La France, qui, à
cette époque, se percevait comme le phare du monde civilisé, était sous le joug
du roi Louis XIV, celui-là même connu sous l’appellation de «Roi-Soleil». En ces
illustres années, le Roi-Soleil régnait d’une main de fer sur l’ensemble du
royaume de France. Ce royaume comprenait aussi les possessions d’outre-mer qui
servaient bien malgré elles à renflouer les coffres de la métropole par
l’entremise d’un commerce des plus mercantile. En ces lieux lointains, parfois
exotiques mais toujours dangereux, les habitants étaient souvent en proie à des
attaques ennemies, à des famines et à d’autres terribles fléaux. Louis XIV, en
despote éclairé, savait reconnaître la qualité des hommes et de placer aux bons
endroits les individus capables d’exécuter ses ordres et de faire respecter son
bon vouloir.
La chose était
d’autant plus vraie qu’en Canada, les attaques ennemies, les famines
et autres fléaux étaient amplifiés par la position stratégique occupée par la
colonie de Nouvelle-France. À même les menaces pendantes, à la fin du XVIIe
siècle, la Nouvelle-France était, malgré les circonstances, vouée à un bel
avenir. Les rois successifs français avaient su conserver un excellent contrôle
sur la colonie en croissance.
Cependant, le contrôle
serré et agile des affaires coloniales était insuffisant. En effet, l’essor de
la Nouvelle-France ne dépendait pas uniquement d’une bonne administration.

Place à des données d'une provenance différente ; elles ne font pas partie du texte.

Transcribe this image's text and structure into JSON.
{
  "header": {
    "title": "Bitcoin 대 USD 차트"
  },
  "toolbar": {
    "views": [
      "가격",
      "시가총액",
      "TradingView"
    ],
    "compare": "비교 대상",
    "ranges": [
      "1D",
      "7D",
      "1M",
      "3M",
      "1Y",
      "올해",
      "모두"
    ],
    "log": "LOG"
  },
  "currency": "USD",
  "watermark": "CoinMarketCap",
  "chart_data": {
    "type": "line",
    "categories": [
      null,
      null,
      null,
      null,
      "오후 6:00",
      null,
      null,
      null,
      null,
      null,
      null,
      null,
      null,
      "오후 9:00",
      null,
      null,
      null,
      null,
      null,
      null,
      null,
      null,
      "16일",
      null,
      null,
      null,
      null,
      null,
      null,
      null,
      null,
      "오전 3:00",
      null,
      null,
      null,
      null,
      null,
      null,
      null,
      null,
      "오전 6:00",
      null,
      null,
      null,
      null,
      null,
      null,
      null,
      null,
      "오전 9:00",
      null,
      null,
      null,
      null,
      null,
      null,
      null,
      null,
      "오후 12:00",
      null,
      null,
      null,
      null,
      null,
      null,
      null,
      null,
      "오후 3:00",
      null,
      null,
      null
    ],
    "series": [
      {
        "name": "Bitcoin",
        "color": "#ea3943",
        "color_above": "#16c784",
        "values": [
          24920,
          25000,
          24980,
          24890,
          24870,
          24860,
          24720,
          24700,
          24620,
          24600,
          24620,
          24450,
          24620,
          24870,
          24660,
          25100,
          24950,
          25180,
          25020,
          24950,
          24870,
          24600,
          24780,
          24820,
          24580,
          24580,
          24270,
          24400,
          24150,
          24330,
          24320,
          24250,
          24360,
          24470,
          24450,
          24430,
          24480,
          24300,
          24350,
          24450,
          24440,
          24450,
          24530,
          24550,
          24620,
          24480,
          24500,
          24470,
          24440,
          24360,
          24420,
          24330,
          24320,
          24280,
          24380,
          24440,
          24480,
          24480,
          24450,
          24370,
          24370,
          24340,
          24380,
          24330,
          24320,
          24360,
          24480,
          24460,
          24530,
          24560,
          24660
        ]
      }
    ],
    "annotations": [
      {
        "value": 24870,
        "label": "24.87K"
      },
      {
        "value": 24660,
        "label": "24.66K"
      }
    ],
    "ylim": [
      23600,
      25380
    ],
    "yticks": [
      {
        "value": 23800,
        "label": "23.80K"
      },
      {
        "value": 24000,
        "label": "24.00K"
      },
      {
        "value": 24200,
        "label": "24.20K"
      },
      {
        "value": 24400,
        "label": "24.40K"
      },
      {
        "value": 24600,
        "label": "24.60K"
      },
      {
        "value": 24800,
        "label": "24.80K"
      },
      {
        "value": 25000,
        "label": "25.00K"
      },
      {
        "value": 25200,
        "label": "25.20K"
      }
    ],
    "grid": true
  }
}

L’essor de la colonie était directement lié à la qualité des hommes et des
femmes qui la peuplaient. Il y avait aussi certains sujets extraordinaires qui
dépassaient toute attente.
Il s’agit précisément
de l’histoire de l’un de ces extraordinaires sujets du roi en Nouvelle-France
qui s’illustra et ce, à plusieurs reprises de manière fort spectaculaire, autant
par ses hauts-faits que par ses maladresses.
Les péripéties qui
suivent appartiennent à Carl Louis. Sa vie a été transmise oralement depuis
l’époque dans laquelle il vécut et ce, par l’entremise des coureurs des bois,
des miliciens et autres gens d’armes de la Nouvelle-France. Pendant les longues
nuits d’hiver ou pendant la belle saison aux abords d’un feu scintillant, les
gens ayant entendu parlé de Carl Louis contèrent à qui voulait l’entendre ses
exploits et ses déboires.
Il s’agissait-là
cependant d’une tradition orale très dangereuse. À son origine, la couronne
française crut bon d’interdire toute action qui propagerait la mémoire de Carl
Louis. Ses contemporains, ceux-là même qui avaient vécu et connu de près ou de
loin, couraient à la mort si même ils osaient chuchoter ce nom maudit. Même
l’édit de la Couronne interdisant de réciter ses péripéties fut radié des
registres officiels de peur que le peuple se rappelle de cette histoire.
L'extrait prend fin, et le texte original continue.